Waarom beschuldigen mensen iemand valselijk van verkrachting of aanranding?
Na de zaak Dutroux is er een stijgend aantal valse aangiften van zedenfeiten waargenomen.Dit is een kwalijk neveneffect van de openheid over seksueel misbruik. Seks wordt steeds vaker als een machtig wapen misbruikt om een persoon vals te beschuldigen. Mede als gevolg van de opkomende morele paniek is er sprake van een grote angst voor seksuele misdrijven. Deze paniek bereikt momenteel zijn hoogtepunt en zorgt voor veel ongerustheid, vooral bij mannen.
De afgelopen jaren is er veel discussie geweest over het onderwerp seksueel geweld . Een groot deel van het gesprek over dit onderwerp was het resultaat van de #MeToo-beweging, en slechts weinig van de discussie ging over valse beschuldigingen van verkrachting en aanranding. Hoewel misschien zeldzaam, komen er meer en meer valse beschuldigingen voor zowel van vrouwen als van mannen om op die manier hun gelijk te halen, wraak te nemen voor hen zogezegd gedane onrecht, in echtscheidingssituaties om exclsusief hoederecht te krijgen, na een mislukte date, om het eigen hachje te redden, uit financieel gewin,…

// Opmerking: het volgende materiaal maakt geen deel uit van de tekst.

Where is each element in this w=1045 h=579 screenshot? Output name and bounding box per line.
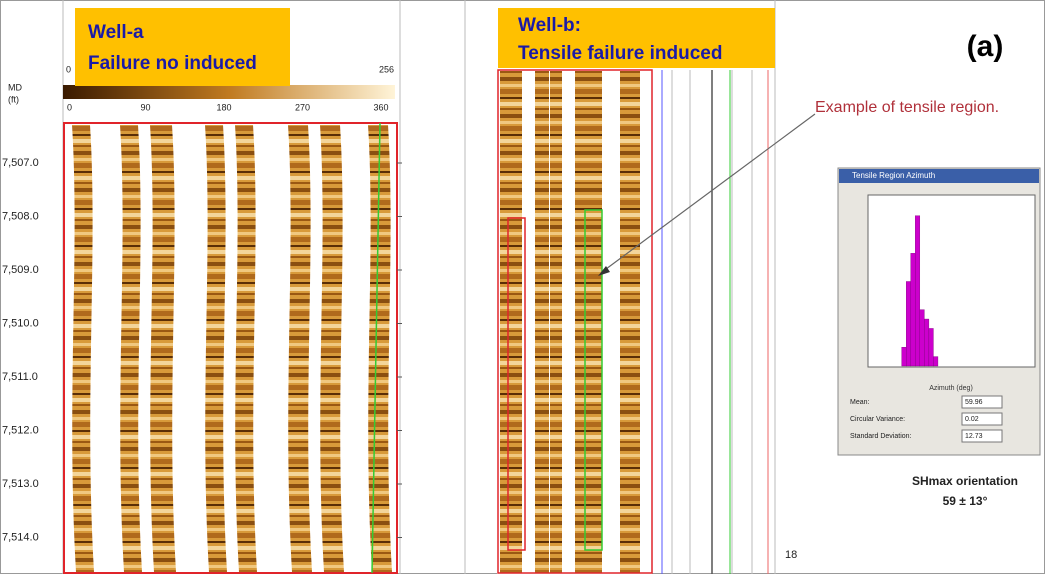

Helaas is de klepel heel sterk naar de andere kant geslagen. Vermeende slachtoffers worden meteen geloofd, amper ondervraagd. Vermeende verdachten worden meteen beschuldigd, vaak in de boeien geslagen, tot bekentenissen gedwongen. Iemand die vals beschuldigd wordt, gaat door een hel. In principe moet bij een proces de rechtbank de schuld van de beklaagde bewijzen. Bij zedenzaken is het helaas vaak omgekeerd. Je moet met alle mogelijke manieren bewijzen dat het niet waar is wat het vermeende slachtoffer beweerd. Kan je dat niet, dan ben je schuldig. Het vermeende slachtoffer zelf (vooral als het om vrouwen gaat) worden meteen geloofd, zelfs zonder enig bewijs.
Wanneer zijn veelvoorkomende redenen die ten grondslag liggen aan de meeste gevallen van valse beschuldigingen.
Een valse aangifte van een zedenfeit gepleegd op meerderjarigen/minderjarigen is een valse bewering van seksueel misbruik, waarbij een persoon beschuldigd wordt van het plegen van één of meer daden van seksueel misbruik, terwijl er in de realiteit geen misbruik plaatsvond door de beschuldigde persoon.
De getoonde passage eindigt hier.